Quota di iscrizione € 2,00 a laboratorio; iscrizioni presso l’Info Point della piana del Clusantin. Potrete approfittare anche di pacchetti promozionali dedicati alle famiglie! Consigli e Avvertenze
Per motivi organizzativi è vivamente consigliata la prenotazione alle attività telefonando ai numeri tel. 0427 764425 – cell. 366 1687906 oppure inviando una mail a: info@ecomuseolisaganis.it
Si consiglia un abbigliamento comodo, consono alle attività all’aperto: calzature e abiti adeguati da montagna, ovvero pedule o scarponcini impermeabili, maglia o pile e giacca impermeabile, cappello e un cambio di abiti e scarpe.
Per la partecipazione ai laboratori dei bambini di età inferiore ai 4 – 5 anni si richiede l’accompagnamento dei genitori o fratelli di età maggiore.
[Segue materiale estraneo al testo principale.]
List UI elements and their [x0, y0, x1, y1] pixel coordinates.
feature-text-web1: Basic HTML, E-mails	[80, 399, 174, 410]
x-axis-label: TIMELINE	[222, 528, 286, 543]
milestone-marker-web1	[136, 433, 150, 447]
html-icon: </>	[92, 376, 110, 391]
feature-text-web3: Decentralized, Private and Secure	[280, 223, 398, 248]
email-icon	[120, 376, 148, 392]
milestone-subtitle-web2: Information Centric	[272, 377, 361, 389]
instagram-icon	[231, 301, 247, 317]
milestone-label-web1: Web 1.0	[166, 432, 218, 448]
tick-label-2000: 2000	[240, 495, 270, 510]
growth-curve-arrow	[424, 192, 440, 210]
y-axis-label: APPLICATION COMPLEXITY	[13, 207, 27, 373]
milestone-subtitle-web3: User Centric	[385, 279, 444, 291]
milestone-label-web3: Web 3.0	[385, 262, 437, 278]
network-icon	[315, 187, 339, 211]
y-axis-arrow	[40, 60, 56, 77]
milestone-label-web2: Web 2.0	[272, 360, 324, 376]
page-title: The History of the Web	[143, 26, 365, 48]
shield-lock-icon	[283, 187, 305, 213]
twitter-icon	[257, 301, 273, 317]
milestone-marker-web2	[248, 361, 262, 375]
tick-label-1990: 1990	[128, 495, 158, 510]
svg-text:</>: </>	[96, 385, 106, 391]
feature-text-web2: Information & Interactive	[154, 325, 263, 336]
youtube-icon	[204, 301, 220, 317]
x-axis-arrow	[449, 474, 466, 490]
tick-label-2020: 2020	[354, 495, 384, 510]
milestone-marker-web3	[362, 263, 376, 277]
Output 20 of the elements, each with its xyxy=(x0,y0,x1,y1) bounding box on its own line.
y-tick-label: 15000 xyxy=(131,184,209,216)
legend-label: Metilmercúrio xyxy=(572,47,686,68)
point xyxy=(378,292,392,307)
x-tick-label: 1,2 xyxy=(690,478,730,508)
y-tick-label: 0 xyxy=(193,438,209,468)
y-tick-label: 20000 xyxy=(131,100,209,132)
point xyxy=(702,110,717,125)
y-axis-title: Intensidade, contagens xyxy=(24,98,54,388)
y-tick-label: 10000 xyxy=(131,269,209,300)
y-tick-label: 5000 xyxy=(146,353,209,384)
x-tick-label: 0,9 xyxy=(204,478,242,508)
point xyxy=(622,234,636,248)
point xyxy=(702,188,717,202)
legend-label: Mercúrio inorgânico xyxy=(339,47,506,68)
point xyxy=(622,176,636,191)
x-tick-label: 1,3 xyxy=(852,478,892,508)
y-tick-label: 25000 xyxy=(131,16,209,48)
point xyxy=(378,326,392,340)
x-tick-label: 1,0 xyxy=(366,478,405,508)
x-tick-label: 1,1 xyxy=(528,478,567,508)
VISITE GUIDATE al cantiere del Laboratorio di ricerca archeologica “Grotta del Rio Secco”
In aggiunta e a coronamento delle attività sopra descritte, per ciascuna domenica sono in programma le visite guidate al Laboratorio di ricerca archeologica “Grotta del Rio Secco” con gli archeologi dell’Università di Ferrara.

Orari: Domenica 6 e Domenica 13 Luglio ore 11.00 – 1° turno ore 15.00 – 2° turno Iscrizioni: presso l’Info Point della piana del Clusantin Ritrovo: presso il Museo della Grotta. Per raggiungere lo scavo è necessario spostarsi con l’automobile Durata della visita: circa 2 ore Ed inoltre… oltre alle Grotte di Pradis, dove poter ammirare l’imponenza del fenomeno erosivo del Torrente Cosa, anche il Museo della Grotta aprirà dalle 10.00 alle 12.00 e dalle 14.00 alle 18.00.
Sarà l’occasione per scoprire l’affascinante mondo della grotta e la sua frequentazione fin dal Paleolitico da parte dell’uomo e degli animali.
Infatti il percorso museale inizia con la ricostruzione in pelo dell’orso delle caverne (ursus spelaeus), i cui resti sono stati rinvenuti nelle cavità delle vicine Grotte, e prosegue con l’esposizione dei reperti archeologici (manufatti litici, frammenti di ceramica, armilla in bronzo) e resti ossei di cervo, marmotta, tasso riferibili ad una frequentazione da parte dell’uomo già a partire dal 10.000-9.000 a.C. fino almeno al IV-V secolo d.C.